Balaclava Bay is a bay situated on the edge of Portland Harbour, where the breakwater meets the island, at the northern end of the Isle of Portland, Dorset, in southern England. The bay is overlooked by the Victorian East Weare Battery, built in the 1860s to protect the harbour. The nearest road within the dockyard of Portland Port is named Balaclava Road.

==Background==
The bay was created in Victorian times by the construction of the inner breakwater at Portland Harbour. The bay is within the boundary of Portland Port, and is accessible by kayaks and boats, while divers often use the bay.
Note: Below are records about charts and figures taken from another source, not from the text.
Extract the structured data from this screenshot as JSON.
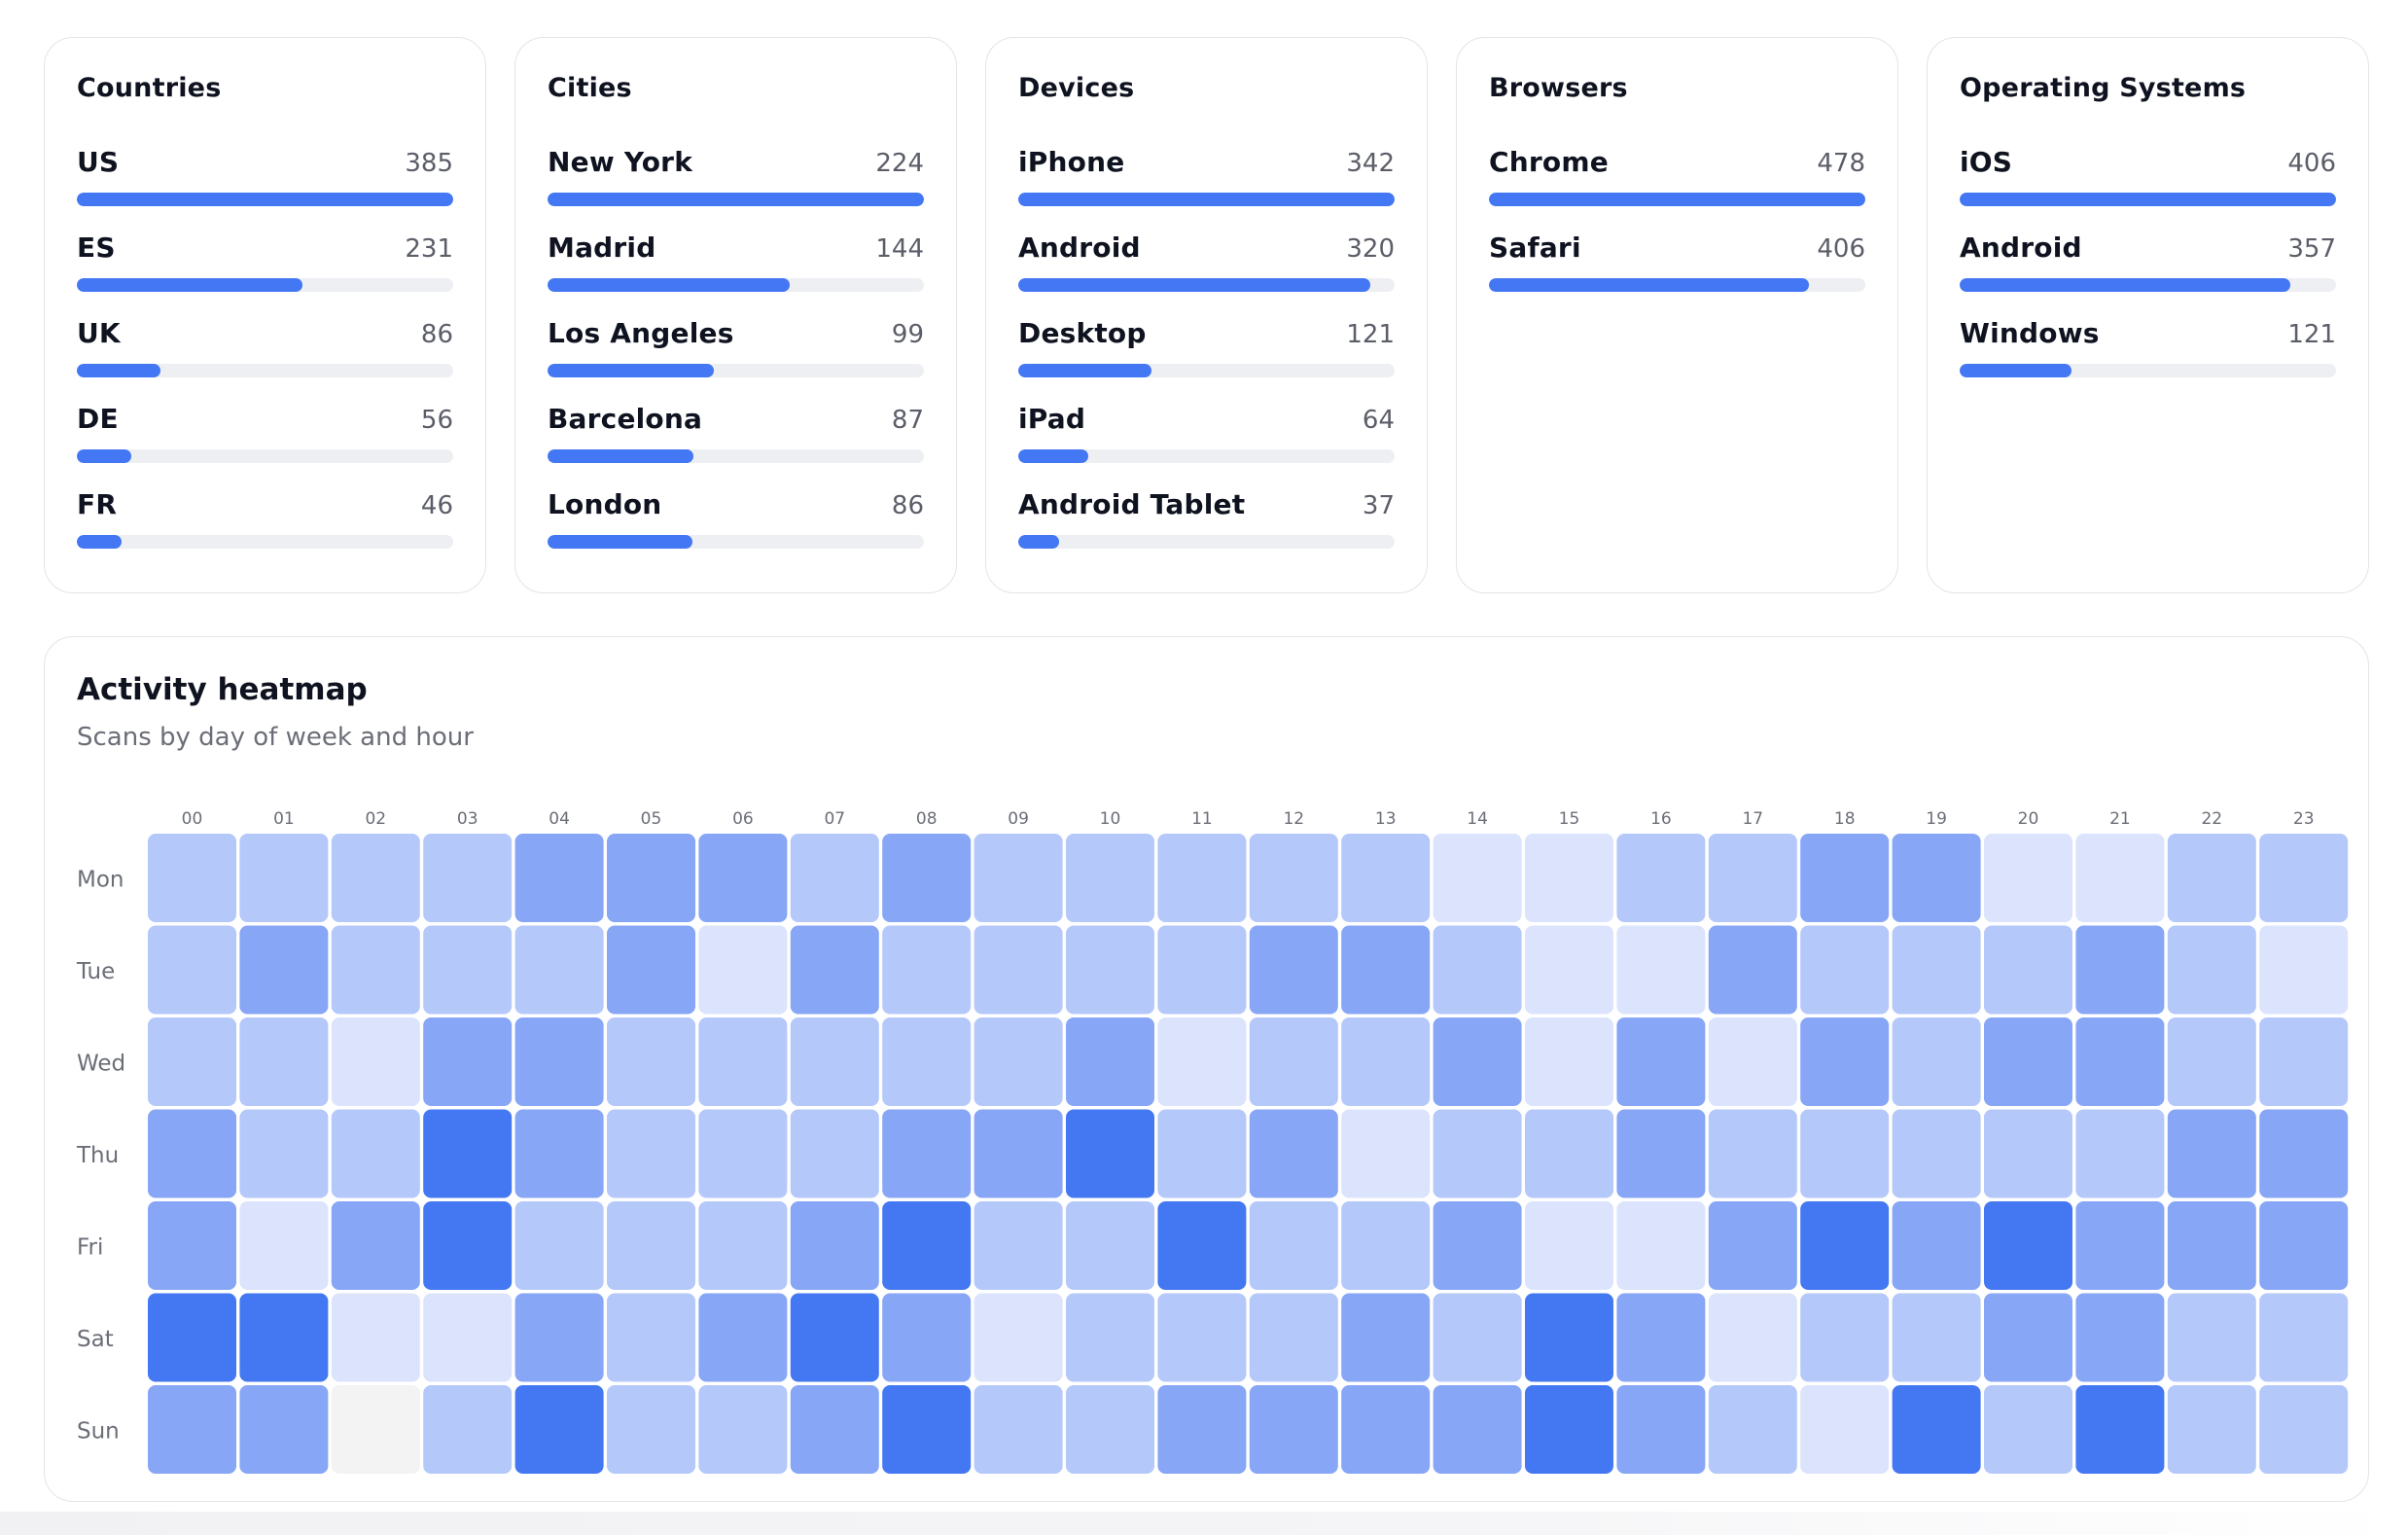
{
  "cards": [
    {
      "title": "Countries",
      "rows": [
        {
          "label": "US",
          "value": 385
        },
        {
          "label": "ES",
          "value": 231
        },
        {
          "label": "UK",
          "value": 86
        },
        {
          "label": "DE",
          "value": 56
        },
        {
          "label": "FR",
          "value": 46
        }
      ]
    },
    {
      "title": "Cities",
      "rows": [
        {
          "label": "New York",
          "value": 224
        },
        {
          "label": "Madrid",
          "value": 144
        },
        {
          "label": "Los Angeles",
          "value": 99
        },
        {
          "label": "Barcelona",
          "value": 87
        },
        {
          "label": "London",
          "value": 86
        }
      ]
    },
    {
      "title": "Devices",
      "rows": [
        {
          "label": "iPhone",
          "value": 342
        },
        {
          "label": "Android",
          "value": 320
        },
        {
          "label": "Desktop",
          "value": 121
        },
        {
          "label": "iPad",
          "value": 64
        },
        {
          "label": "Android Tablet",
          "value": 37
        }
      ]
    },
    {
      "title": "Browsers",
      "rows": [
        {
          "label": "Chrome",
          "value": 478
        },
        {
          "label": "Safari",
          "value": 406
        }
      ]
    },
    {
      "title": "Operating Systems",
      "rows": [
        {
          "label": "iOS",
          "value": 406
        },
        {
          "label": "Android",
          "value": 357
        },
        {
          "label": "Windows",
          "value": 121
        }
      ]
    }
  ],
  "heatmap": {
    "title": "Activity heatmap",
    "subtitle": "Scans by day of week and hour",
    "chart_data": {
      "type": "heatmap",
      "x": [
        "00",
        "01",
        "02",
        "03",
        "04",
        "05",
        "06",
        "07",
        "08",
        "09",
        "10",
        "11",
        "12",
        "13",
        "14",
        "15",
        "16",
        "17",
        "18",
        "19",
        "20",
        "21",
        "22",
        "23"
      ],
      "y": [
        "Mon",
        "Tue",
        "Wed",
        "Thu",
        "Fri",
        "Sat",
        "Sun"
      ],
      "values": [
        [
          1,
          1,
          1,
          1,
          2,
          2,
          2,
          1,
          2,
          1,
          1,
          1,
          1,
          1,
          0,
          0,
          1,
          1,
          2,
          2,
          0,
          0,
          1,
          1
        ],
        [
          1,
          2,
          1,
          1,
          1,
          2,
          0,
          2,
          1,
          1,
          1,
          1,
          2,
          2,
          1,
          0,
          0,
          2,
          1,
          1,
          1,
          2,
          1,
          0
        ],
        [
          1,
          1,
          0,
          2,
          2,
          1,
          1,
          1,
          1,
          1,
          2,
          0,
          1,
          1,
          2,
          0,
          2,
          0,
          2,
          1,
          2,
          2,
          1,
          1
        ],
        [
          2,
          1,
          1,
          3,
          2,
          1,
          1,
          1,
          2,
          2,
          3,
          1,
          2,
          0,
          1,
          1,
          2,
          1,
          1,
          1,
          1,
          1,
          2,
          2
        ],
        [
          2,
          0,
          2,
          3,
          1,
          1,
          1,
          2,
          3,
          1,
          1,
          3,
          1,
          1,
          2,
          0,
          0,
          2,
          3,
          2,
          3,
          2,
          2,
          2
        ],
        [
          3,
          3,
          0,
          0,
          2,
          1,
          2,
          3,
          2,
          0,
          1,
          1,
          1,
          2,
          1,
          3,
          2,
          0,
          1,
          1,
          2,
          2,
          1,
          1
        ],
        [
          2,
          2,
          -1,
          1,
          3,
          1,
          1,
          2,
          3,
          1,
          1,
          2,
          2,
          2,
          2,
          3,
          2,
          1,
          0,
          3,
          1,
          3,
          1,
          1
        ]
      ],
      "levels": {
        "-1": "#f3f3f4",
        "0": "#dbe4fc",
        "1": "#b4c8fa",
        "2": "#87a6f6",
        "3": "#4478f3"
      }
    }
  }
}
One wreck, known as the Dredger, lies within the sheltered bay.

In January 2010, Weymouth and Portland Borough Council passed plans for a power station at Portland Port, which was to generate electricity by burning palm oil from Indonesia. The power station was due to be situated at Balaclava Bay. The company W4B were unable to finance the plant. The plant plan received much objection from local citizens, and saw the formation of the protest organisation "No Oil Palm Energy" (NOPE).

During the Second World War a number of anti-invasion structures were placed at Balaclava Bay, constructed between 1940 and 1941. An anti boat landing obstacle was laid offshore, compromising of a line of stone boulders. On the shore a minefield was laid, using mine 'B', type 'C', forming part of the Dorset coast defences and the Isle of Portland defences. It had been cleared by 1946. A little further south was a coast artillery searchlight. Another coast artillery searchlight, constructed during 1940–41, was situated further south of this.